There’s also a romantic subplot where Banzai meets Penny (Ellen Barkin), who’s the identical twin of his former wife who she knew nothing about, and the two barely spend any time together and lack chemistry. John Lithgow gives it his all as an insane type, giving Hitler-esque speeches to some bored looking aliens, and he certainly looks the part, but the dialogue he’s given is only vaguely bemusing the majority of the time.
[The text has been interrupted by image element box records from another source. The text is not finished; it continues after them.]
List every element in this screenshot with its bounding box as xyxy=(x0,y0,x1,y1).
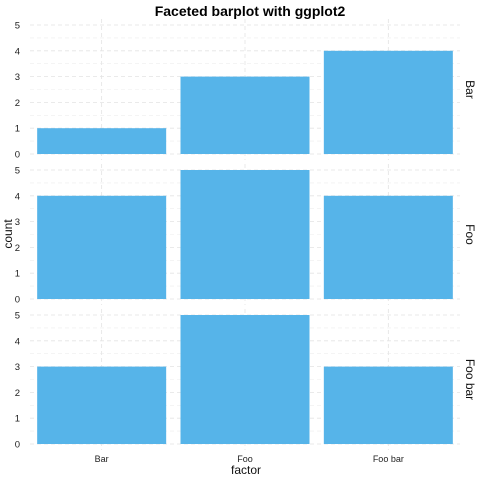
y-tick-label: 1 xyxy=(15,269,20,280)
x-axis-ticks: Bar Foo Foo bar xyxy=(95,454,404,464)
y-tick-label: 1 xyxy=(15,124,20,135)
y-tick-label: 3 xyxy=(15,362,20,373)
y-tick-label: 1 xyxy=(15,414,20,425)
y-axis-title: count xyxy=(1,219,15,249)
y-tick-label: 0 xyxy=(15,440,20,451)
facet-panel: 0 1 2 3 4 5 Foo bar xyxy=(15,309,477,451)
y-tick-label: 5 xyxy=(15,166,20,177)
facet-panels: 0 1 2 3 4 5 Bar 0 1 2 3 4 5 Foo 0 1 2 3 4 5 Foo bar xyxy=(15,19,477,451)
x-tick-label: Foo xyxy=(237,454,253,464)
y-tick-label: 2 xyxy=(15,98,20,109)
y-tick-label: 4 xyxy=(15,46,20,57)
bar xyxy=(180,315,310,444)
facet-panel: 0 1 2 3 4 5 Foo xyxy=(15,164,477,306)
bar xyxy=(323,50,453,154)
y-tick-label: 4 xyxy=(15,336,20,347)
y-tick-label: 0 xyxy=(15,150,20,161)
bar xyxy=(37,366,167,444)
facet-strip-label: Foo bar xyxy=(463,359,477,400)
y-tick-label: 0 xyxy=(15,295,20,306)
y-tick-label: 5 xyxy=(15,21,20,32)
y-tick-label: 4 xyxy=(15,191,20,202)
bar xyxy=(37,128,167,154)
x-tick-label: Foo bar xyxy=(373,454,404,464)
y-tick-label: 5 xyxy=(15,311,20,322)
bar xyxy=(180,170,310,299)
y-tick-label: 2 xyxy=(15,243,20,254)
x-axis-title: factor xyxy=(231,463,261,477)
facet-strip-label: Bar xyxy=(463,80,477,99)
bar xyxy=(37,195,167,299)
facet-panel: 0 1 2 3 4 5 Bar xyxy=(15,19,477,161)
bar xyxy=(180,76,310,154)
y-tick-label: 2 xyxy=(15,388,20,399)
bar xyxy=(323,366,453,444)
facet-strip-label: Foo xyxy=(463,224,477,245)
x-tick-label: Bar xyxy=(95,454,109,464)
y-tick-label: 3 xyxy=(15,72,20,83)
bar xyxy=(323,195,453,299)
y-tick-label: 3 xyxy=(15,217,20,228)
chart-title: Faceted barplot with ggplot2 xyxy=(155,3,346,19)
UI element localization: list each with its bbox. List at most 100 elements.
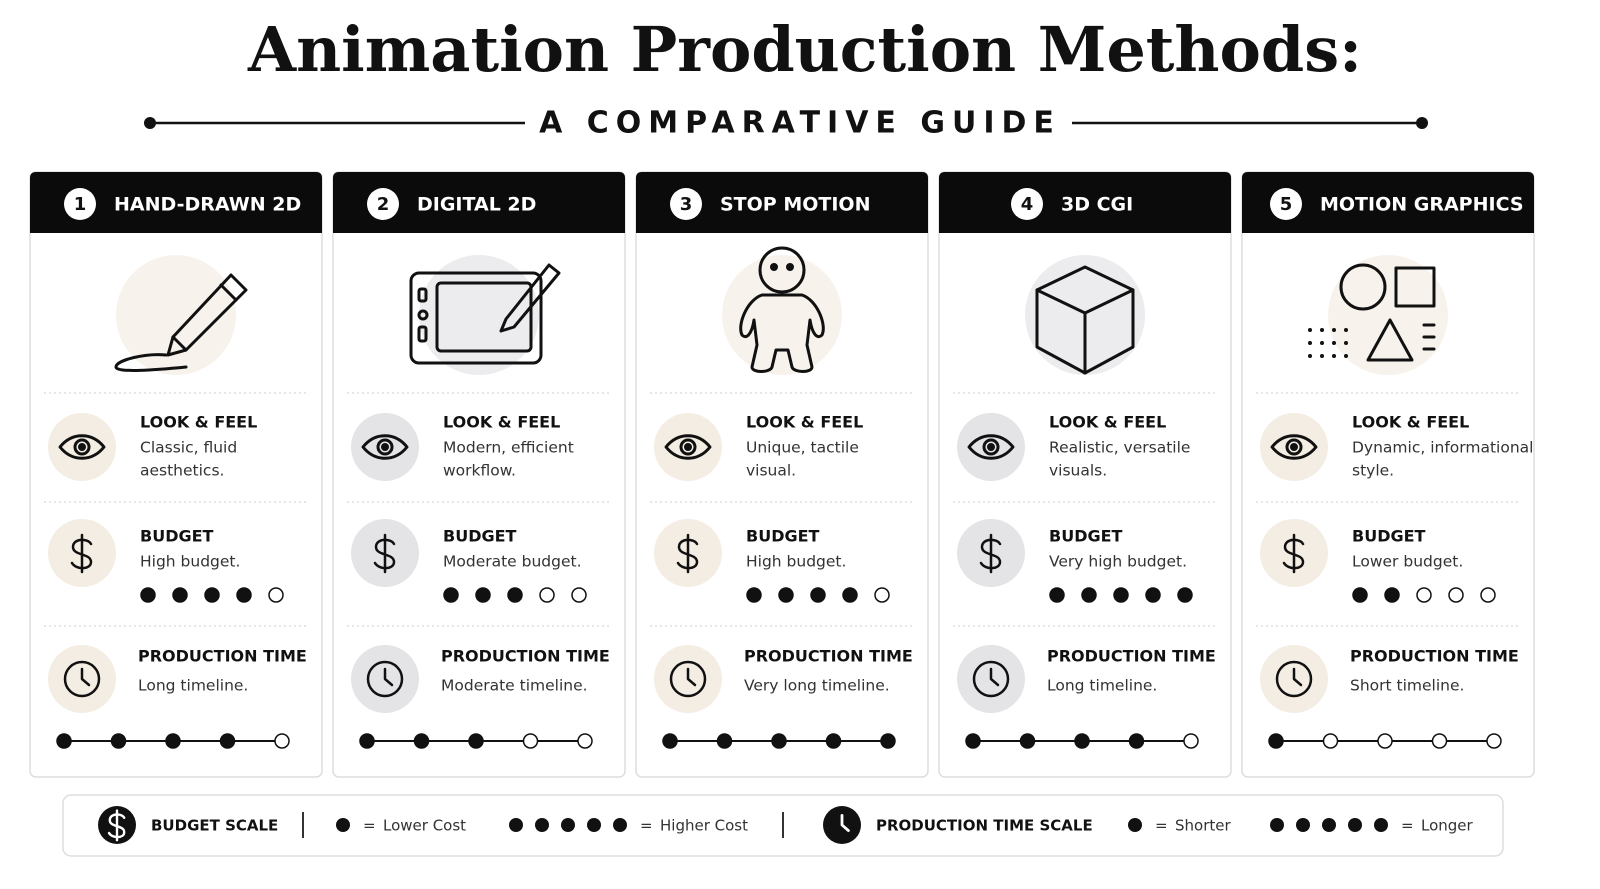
number: 3 — [680, 194, 693, 215]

There’s a few jokes which work, the way all of the aliens take on the first name John and have increasingly odd surnames is amusing, Penny almost committing suicide at Banzai’s gig is strangely funny, and quite a few aliens are murdered in a casually brutal way which led to brief chuckling, but a lot of the time there’s just too much bland conversation taking place and so it becomes tedious to watch.
Even the ending disappoints with it feeling extremely anti-climatic, and despite everyone adoring him Peter Weller’s Buckaroo Banzai is a flat, very nothing-y creation. It’s a film which manages to waste a pretty damn impressive cast, and there’s so much filler if you edited the film down to only the interesting or exciting moments it’d probably be only about fifteen minutes long. I remember having fond feelings towards this when I watched it as a kid, but that only proves that once again my younger self was at best easily pleased, and at worst a fucking idiot.